You will notice that the Yield Curve tends to cycle and that the initial low point, marked as Point 1, was in 1989; when the US Economy suffered a total collapse in domestic manufacturing and started to initiate the concept of outsourcing manufacturing, particularly semiconductor fabrication to Taiwan, heavy shipbuilding to South Korea and automobiles and domestic electronics to Japan.
The fall of the Berlin Wall in 1990, which was joyfully called the "End of History" was when US Corporations found themselves in the unique situation of no longer having to give in to their workers demands for unionization and normal humane conditions; in order to pacify them and have them stop demanding the same work and social security conditions of their fellow workers within the Soviet system meant a boom till 1992. Those workers did not have a leg to stand on from 1990 onwards.
Point 2 is the dot.com crash of 2000, Point 3 is the Great Financial Crisis or GFC and the collapse of the Mortgage Backed Security or MBS global housing market in 2006/07.
These two events were frantic attempts to keep the US Reserve Currency system afloat as well as to inflate the US Stock Markets and keep failing corporations commercially viable. This was achieved by the total and absolute destruction of Iraqi Society and subsequently the total annihilation of Libya as a functioning sovereign nation, in order to keep the Petro-Dollar system concurrent.
We are now approaching Point 4, which is a Currency Crisis and a collapse in the US Dollar or the USDX or DXY . This will lead to a massive convergence towards digital currencies and IMF/World Bank sponsored attempts to replace fiat. The question remains; will the debt burden of those same workers within capitalism be written off and if so, will that be initiated via a Bernie Sanders led Administration in the US before the situation gets totally out of hand.
With that in mind, I have included the Weekly SPX Chart below with the corresponding falls after Curve Inversion marked in.
There is a huge spike in the RSI during Jan18 but the Yield Curve had not inverted. The fall in the SPX with the RSI at a min during Dec19 is a technical correction, unrelated to Yield Curve Inversion.

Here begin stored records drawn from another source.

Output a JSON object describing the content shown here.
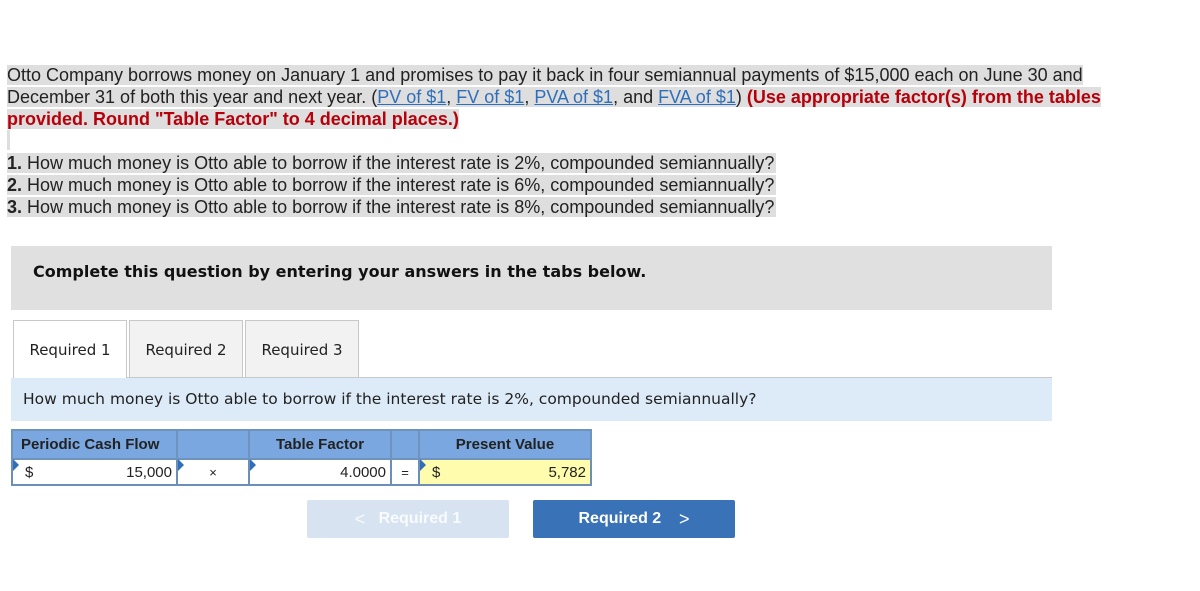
{
  "intro": {
    "text_1": "Otto Company borrows money on January 1 and promises to pay it back in four semiannual payments of $15,000 each on June 30 and December 31 of both this year and next year. (",
    "links": [
      "PV of $1",
      "FV of $1",
      "PVA of $1",
      "FVA of $1"
    ],
    "sep_1": ", ",
    "sep_2": ", ",
    "sep_3": ", and ",
    "close_paren": ")",
    "instruction": " (Use appropriate factor(s) from the tables provided. Round \"Table Factor\" to 4 decimal places.)"
  },
  "questions": [
    {
      "num": "1.",
      "text": " How much money is Otto able to borrow if the interest rate is 2%, compounded semiannually?"
    },
    {
      "num": "2.",
      "text": " How much money is Otto able to borrow if the interest rate is 6%, compounded semiannually?"
    },
    {
      "num": "3.",
      "text": " How much money is Otto able to borrow if the interest rate is 8%, compounded semiannually?"
    }
  ],
  "banner": "Complete this question by entering your answers in the tabs below.",
  "tabs": [
    {
      "label": "Required 1",
      "active": true
    },
    {
      "label": "Required 2",
      "active": false
    },
    {
      "label": "Required 3",
      "active": false
    }
  ],
  "prompt": "How much money is Otto able to borrow if the interest rate is 2%, compounded semiannually?",
  "table": {
    "headers": [
      "Periodic Cash Flow",
      "",
      "Table Factor",
      "",
      "Present Value"
    ],
    "row": {
      "cash_currency": "$",
      "cash_value": "15,000",
      "multiply_op": "×",
      "factor_value": "4.0000",
      "equals_op": "=",
      "pv_currency": "$",
      "pv_value": "5,782"
    }
  },
  "nav": {
    "prev_label": "Required 1",
    "prev_chevron": "<",
    "next_label": "Required 2",
    "next_chevron": ">"
  }
}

Also you will notice that as the Curve Inverts, the MACD Structure begins to slide towards 0 and below, with a final trough at the SPX Index low itself.
So putting the Curve Inversion in context with the falling MACD Struct and the RSI peaking, seems to provide and early indication of an Index Correction.
You will notice the 21st Oct Vix Expiry at 20.55 which is far higher than the Vix quotes prior to Oct as well as higher than the Nov Fix.
The important US Elections conclude in November. Is the market indicating some sort of unexpected outcome.